Hi
If you have log files enough to become at least one block size in an hour.
You can go ahead as
- run a scheduled job every hour that compresses the log files for that hour
and stores them on to hdfs (can use LZO or even Snappy to compress)
- if your hive does more frequent analysis on this data store it as PARTITIONED
BY (Date,Hour) . While loading into hdfs also follow a directory - sub dir
structure. Once data is in hdfs issue a Alter Table Add Partition statement on
corresponding hive table.
-in Hive DDL use the appropriate Input format (Hive has some ApacheLog Input
Format already)
Regards
Bejoy K S
From handheld, Please excuse typos.
-----Original Message-----
From: Xiaobin She <[email protected]>
Date: Mon, 6 Feb 2012 16:41:50
To: <[email protected]>; 佘晓彬<[email protected]>
Reply-To: [email protected]
Subject: Re: Can I write to an compressed file which is located in hdfs?
sorry, this sentence is wrong,
I can't compress these logs every hour and them put them into hdfs.
it should be
I can compress these logs every hour and them put them into hdfs.

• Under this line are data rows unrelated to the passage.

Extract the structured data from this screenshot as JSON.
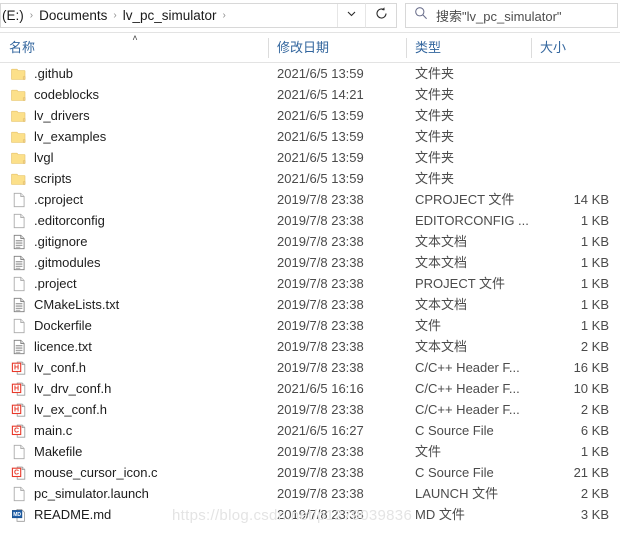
{
  "window": {
    "title": "lv_pc_simulator"
  },
  "addressbar": {
    "crumbs": [
      {
        "label": "(E:)",
        "clipped": true
      },
      {
        "label": "Documents",
        "clipped": false
      },
      {
        "label": "lv_pc_simulator",
        "clipped": false
      }
    ],
    "separator": "›",
    "dropdown_icon": "chevron-down-icon",
    "refresh_icon": "refresh-icon"
  },
  "search": {
    "icon": "search-icon",
    "placeholder": "搜索\"lv_pc_simulator\""
  },
  "columns": {
    "name": "名称",
    "date": "修改日期",
    "type": "类型",
    "size": "大小",
    "sort_indicator": "˄"
  },
  "files": [
    {
      "name": ".github",
      "icon": "folder-icon",
      "date": "2021/6/5 13:59",
      "type": "文件夹",
      "size": ""
    },
    {
      "name": "codeblocks",
      "icon": "folder-icon",
      "date": "2021/6/5 14:21",
      "type": "文件夹",
      "size": ""
    },
    {
      "name": "lv_drivers",
      "icon": "folder-icon",
      "date": "2021/6/5 13:59",
      "type": "文件夹",
      "size": ""
    },
    {
      "name": "lv_examples",
      "icon": "folder-icon",
      "date": "2021/6/5 13:59",
      "type": "文件夹",
      "size": ""
    },
    {
      "name": "lvgl",
      "icon": "folder-icon",
      "date": "2021/6/5 13:59",
      "type": "文件夹",
      "size": ""
    },
    {
      "name": "scripts",
      "icon": "folder-icon",
      "date": "2021/6/5 13:59",
      "type": "文件夹",
      "size": ""
    },
    {
      "name": ".cproject",
      "icon": "blank-file-icon",
      "date": "2019/7/8 23:38",
      "type": "CPROJECT 文件",
      "size": "14 KB"
    },
    {
      "name": ".editorconfig",
      "icon": "blank-file-icon",
      "date": "2019/7/8 23:38",
      "type": "EDITORCONFIG ...",
      "size": "1 KB"
    },
    {
      "name": ".gitignore",
      "icon": "text-file-icon",
      "date": "2019/7/8 23:38",
      "type": "文本文档",
      "size": "1 KB"
    },
    {
      "name": ".gitmodules",
      "icon": "text-file-icon",
      "date": "2019/7/8 23:38",
      "type": "文本文档",
      "size": "1 KB"
    },
    {
      "name": ".project",
      "icon": "blank-file-icon",
      "date": "2019/7/8 23:38",
      "type": "PROJECT 文件",
      "size": "1 KB"
    },
    {
      "name": "CMakeLists.txt",
      "icon": "text-file-icon",
      "date": "2019/7/8 23:38",
      "type": "文本文档",
      "size": "1 KB"
    },
    {
      "name": "Dockerfile",
      "icon": "blank-file-icon",
      "date": "2019/7/8 23:38",
      "type": "文件",
      "size": "1 KB"
    },
    {
      "name": "licence.txt",
      "icon": "text-file-icon",
      "date": "2019/7/8 23:38",
      "type": "文本文档",
      "size": "2 KB"
    },
    {
      "name": "lv_conf.h",
      "icon": "header-file-icon",
      "date": "2019/7/8 23:38",
      "type": "C/C++ Header F...",
      "size": "16 KB"
    },
    {
      "name": "lv_drv_conf.h",
      "icon": "header-file-icon",
      "date": "2021/6/5 16:16",
      "type": "C/C++ Header F...",
      "size": "10 KB"
    },
    {
      "name": "lv_ex_conf.h",
      "icon": "header-file-icon",
      "date": "2019/7/8 23:38",
      "type": "C/C++ Header F...",
      "size": "2 KB"
    },
    {
      "name": "main.c",
      "icon": "c-source-icon",
      "date": "2021/6/5 16:27",
      "type": "C Source File",
      "size": "6 KB"
    },
    {
      "name": "Makefile",
      "icon": "blank-file-icon",
      "date": "2019/7/8 23:38",
      "type": "文件",
      "size": "1 KB"
    },
    {
      "name": "mouse_cursor_icon.c",
      "icon": "c-source-icon",
      "date": "2019/7/8 23:38",
      "type": "C Source File",
      "size": "21 KB"
    },
    {
      "name": "pc_simulator.launch",
      "icon": "blank-file-icon",
      "date": "2019/7/8 23:38",
      "type": "LAUNCH 文件",
      "size": "2 KB"
    },
    {
      "name": "README.md",
      "icon": "md-file-icon",
      "date": "2019/7/8 23:38",
      "type": "MD 文件",
      "size": "3 KB"
    }
  ],
  "watermark": {
    "left": "https://blog.csdn.net/p1279039836",
    "right": "279039836"
  },
  "colors": {
    "folder": "#fce08a",
    "folder_edge": "#e8c468",
    "header_text": "#33669e",
    "header_icon_red": "#e8392a",
    "md_icon_blue": "#1f5fa8",
    "body_text": "#1d1d1d"
  }
}
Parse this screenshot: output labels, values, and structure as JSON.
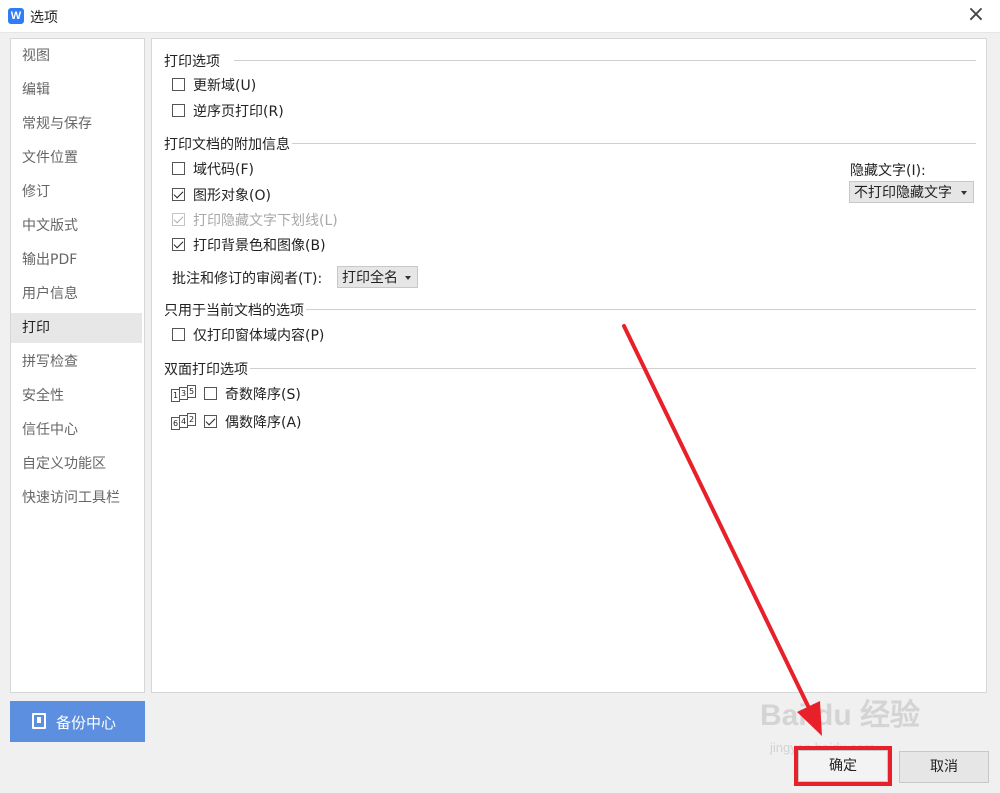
{
  "window": {
    "title": "选项",
    "app_icon_glyph": "W"
  },
  "sidebar": {
    "items": [
      {
        "label": "视图"
      },
      {
        "label": "编辑"
      },
      {
        "label": "常规与保存"
      },
      {
        "label": "文件位置"
      },
      {
        "label": "修订"
      },
      {
        "label": "中文版式"
      },
      {
        "label": "输出PDF"
      },
      {
        "label": "用户信息"
      },
      {
        "label": "打印",
        "active": true
      },
      {
        "label": "拼写检查"
      },
      {
        "label": "安全性"
      },
      {
        "label": "信任中心"
      },
      {
        "label": "自定义功能区"
      },
      {
        "label": "快速访问工具栏"
      }
    ],
    "backup_label": "备份中心"
  },
  "print_options": {
    "title": "打印选项",
    "update_fields": {
      "label": "更新域(U)",
      "checked": false
    },
    "reverse_order": {
      "label": "逆序页打印(R)",
      "checked": false
    }
  },
  "extra_info": {
    "title": "打印文档的附加信息",
    "field_codes": {
      "label": "域代码(F)",
      "checked": false
    },
    "drawing_objects": {
      "label": "图形对象(O)",
      "checked": true
    },
    "hidden_underline": {
      "label": "打印隐藏文字下划线(L)",
      "checked": true,
      "disabled": true
    },
    "background": {
      "label": "打印背景色和图像(B)",
      "checked": true
    },
    "reviewer_label": "批注和修订的审阅者(T):",
    "reviewer_value": "打印全名",
    "hidden_text_label": "隐藏文字(I):",
    "hidden_text_value": "不打印隐藏文字"
  },
  "current_doc": {
    "title": "只用于当前文档的选项",
    "form_fields_only": {
      "label": "仅打印窗体域内容(P)",
      "checked": false
    }
  },
  "duplex": {
    "title": "双面打印选项",
    "odd_desc": {
      "label": "奇数降序(S)",
      "checked": false,
      "icon_pages": [
        "1",
        "3",
        "5"
      ]
    },
    "even_desc": {
      "label": "偶数降序(A)",
      "checked": true,
      "icon_pages": [
        "6",
        "4",
        "2"
      ]
    }
  },
  "buttons": {
    "ok": "确定",
    "cancel": "取消"
  },
  "watermark": {
    "main": "Bai du 经验",
    "sub": "jingyan.baidu.com"
  },
  "annotation": {
    "arrow_color": "#e8202a",
    "highlight_color": "#e8202a"
  }
}
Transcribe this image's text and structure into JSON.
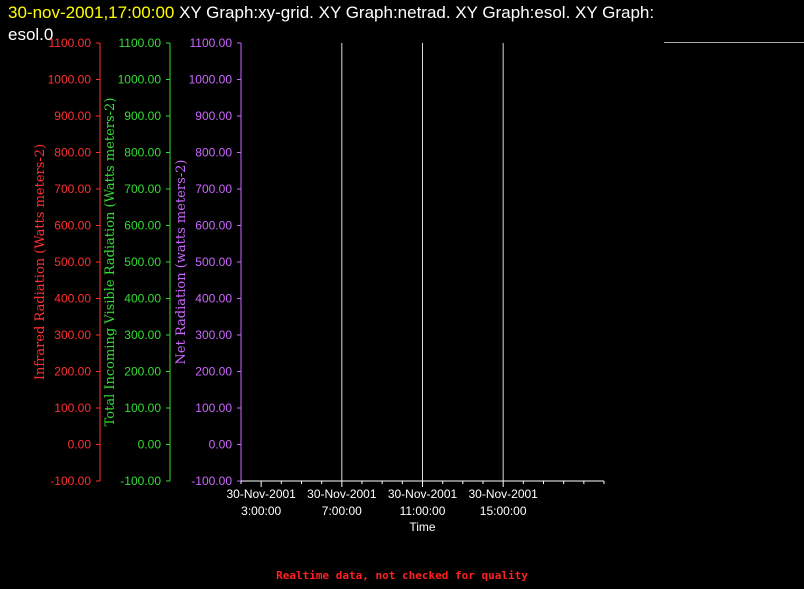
{
  "header": {
    "timestamp": "30-nov-2001,17:00:00",
    "title_rest": " XY Graph:xy-grid.  XY Graph:netrad.  XY Graph:esol.  XY Graph:",
    "title_line2": "esol.0"
  },
  "footer": {
    "note": "Realtime data, not checked for quality"
  },
  "colors": {
    "infrared": "#ff3030",
    "visible": "#33dd33",
    "netrad": "#cc66ff",
    "time_axis": "#ffffff",
    "grid": "#ffffff"
  },
  "chart_data": {
    "type": "line",
    "x_axis": {
      "label": "Time",
      "range_hours": [
        0,
        18
      ],
      "ticks": [
        {
          "hour": 1,
          "date": "30-Nov-2001",
          "time": "3:00:00"
        },
        {
          "hour": 5,
          "date": "30-Nov-2001",
          "time": "7:00:00"
        },
        {
          "hour": 9,
          "date": "30-Nov-2001",
          "time": "11:00:00"
        },
        {
          "hour": 13,
          "date": "30-Nov-2001",
          "time": "15:00:00"
        }
      ],
      "minor_ticks_hours": [
        0,
        1,
        2,
        3,
        4,
        5,
        6,
        7,
        8,
        9,
        10,
        11,
        12,
        13,
        14,
        15,
        16,
        17,
        18
      ],
      "vertical_grid_hours": [
        5,
        9,
        13
      ]
    },
    "y_axes": [
      {
        "name": "infrared",
        "label": "Infrared Radiation (Watts meters-2)",
        "range": [
          -100,
          1100
        ]
      },
      {
        "name": "visible",
        "label": "Total Incoming Visible Radiation (Watts meters-2)",
        "range": [
          -100,
          1100
        ]
      },
      {
        "name": "netrad",
        "label": "Net Radiation (watts meters-2)",
        "range": [
          -100,
          1100
        ]
      }
    ],
    "y_ticks": [
      1100,
      1000,
      900,
      800,
      700,
      600,
      500,
      400,
      300,
      200,
      100,
      0,
      -100
    ],
    "series": []
  }
}
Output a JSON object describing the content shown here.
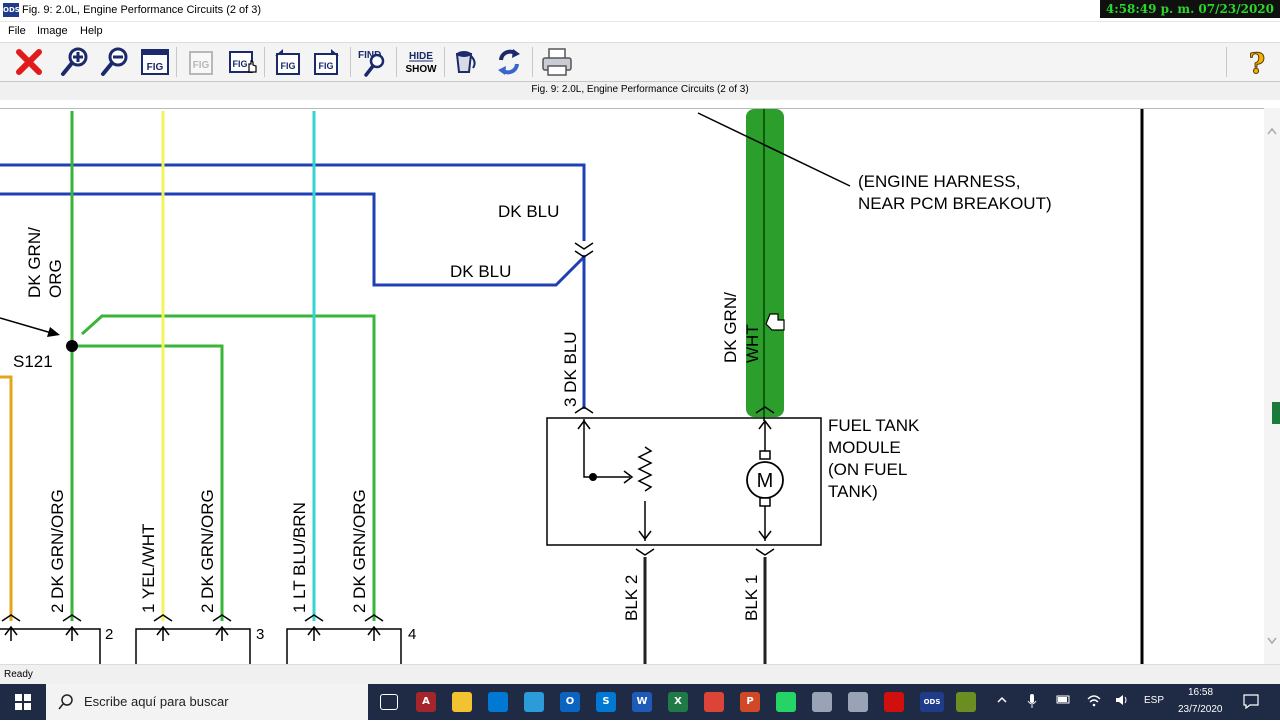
{
  "window": {
    "title": "Fig. 9: 2.0L, Engine Performance Circuits (2 of 3)",
    "clock": "4:58:49 p. m. 07/23/2020",
    "app_icon_label": "ODS"
  },
  "menu": [
    "File",
    "Image",
    "Help"
  ],
  "toolbar": {
    "buttons": [
      {
        "icon": "close-red-x-icon"
      },
      {
        "icon": "zoom-in-icon"
      },
      {
        "icon": "zoom-out-icon"
      },
      {
        "icon": "fig-icon",
        "label": "FIG"
      },
      {
        "icon": "fig-disabled-icon",
        "label": "FIG"
      },
      {
        "icon": "fig-hand-icon",
        "label": "FIG"
      },
      {
        "icon": "fig-prev-icon",
        "label": "FIG"
      },
      {
        "icon": "fig-next-icon",
        "label": "FIG"
      },
      {
        "icon": "find-icon",
        "label": "FIND"
      },
      {
        "icon": "hide-show-icon",
        "label_top": "HIDE",
        "label_bottom": "SHOW"
      },
      {
        "icon": "paint-bucket-icon"
      },
      {
        "icon": "refresh-icon"
      },
      {
        "icon": "printer-icon"
      },
      {
        "icon": "help-icon",
        "label": "?"
      }
    ]
  },
  "figure_caption": "Fig. 9: 2.0L, Engine Performance Circuits (2 of 3)",
  "diagram": {
    "labels": {
      "dk_blu_1": "DK BLU",
      "dk_blu_2": "DK BLU",
      "dk_blu_3": "3 DK BLU",
      "dk_grn_org_top_line1": "DK GRN/",
      "dk_grn_org_top_line2": "ORG",
      "s121": "S121",
      "engine_harness_line1": "(ENGINE HARNESS,",
      "engine_harness_line2": "NEAR PCM BREAKOUT)",
      "dk_grn_wht_line1": "DK GRN/",
      "dk_grn_wht_line2": "WHT",
      "fuel_tank_line1": "FUEL TANK",
      "fuel_tank_line2": "MODULE",
      "fuel_tank_line3": "(ON FUEL",
      "fuel_tank_line4": "TANK)",
      "motor": "M",
      "blk2": "BLK  2",
      "blk1": "BLK  1",
      "c1_pin2": "2  DK GRN/ORG",
      "c2_pin1": "1  YEL/WHT",
      "c2_pin2": "2  DK GRN/ORG",
      "c3_pin1": "1  LT BLU/BRN",
      "c3_pin2": "2  DK GRN/ORG",
      "conn_num_2": "2",
      "conn_num_3": "3",
      "conn_num_4": "4"
    },
    "colors": {
      "dk_blu": "#1f3fb5",
      "dk_grn": "#39b53a",
      "yel": "#f3f35b",
      "lt_blu": "#35d4d4",
      "orange": "#e5a51a",
      "highlight_green": "#2c9e2c",
      "blk": "#222222"
    }
  },
  "status": "Ready",
  "taskbar": {
    "search_placeholder": "Escribe aquí para buscar",
    "language": "ESP",
    "time": "16:58",
    "date": "23/7/2020",
    "apps": [
      {
        "icon": "task-view-icon"
      },
      {
        "icon": "access-icon",
        "label": "A",
        "color": "#a4262c"
      },
      {
        "icon": "file-explorer-icon",
        "color": "#f2c230"
      },
      {
        "icon": "mail-icon",
        "color": "#0078d4"
      },
      {
        "icon": "mail-alt-icon",
        "color": "#2b9bd9"
      },
      {
        "icon": "outlook-icon",
        "label": "O",
        "color": "#0b64c0"
      },
      {
        "icon": "skype-icon",
        "label": "S",
        "color": "#0078d4"
      },
      {
        "icon": "word-icon",
        "label": "W",
        "color": "#1e5bb8"
      },
      {
        "icon": "excel-icon",
        "label": "X",
        "color": "#1f7a45"
      },
      {
        "icon": "chrome-icon",
        "color": "#db4437"
      },
      {
        "icon": "powerpoint-icon",
        "label": "P",
        "color": "#d24726"
      },
      {
        "icon": "whatsapp-icon",
        "color": "#25d366"
      },
      {
        "icon": "pin-icon",
        "color": "#9aa3b5"
      },
      {
        "icon": "autocad-icon",
        "color": "#9aa3b5"
      },
      {
        "icon": "pdf-icon",
        "color": "#d10f0f"
      },
      {
        "icon": "ods-icon",
        "label": "ODS",
        "color": "#1e3c8a"
      },
      {
        "icon": "app-icon",
        "color": "#6b8e23"
      }
    ]
  }
}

2012/2/6 Xiaobin She <[email protected]>
>
> hi all,
>
> I'm testing hadoop and hive, and I want to use them in log analysis.
>
> Here I have a question, can I write/append log to an compressed file
> which is located in hdfs?
>
> Our system generate lots of log files every day, I can't compress these
> logs every hour and them put them into hdfs.
>
> But what if I want to write logs into files that was already in the hdfs
> and was compressed?
>
> Is these files were not compressed, then this job seems easy, but how to
> write or append logs into an compressed log?
>
> Can I do that?
>
> Can anyone give me some advices or give me some examples?
>
> Thank you very much!
>
> xiaobin
>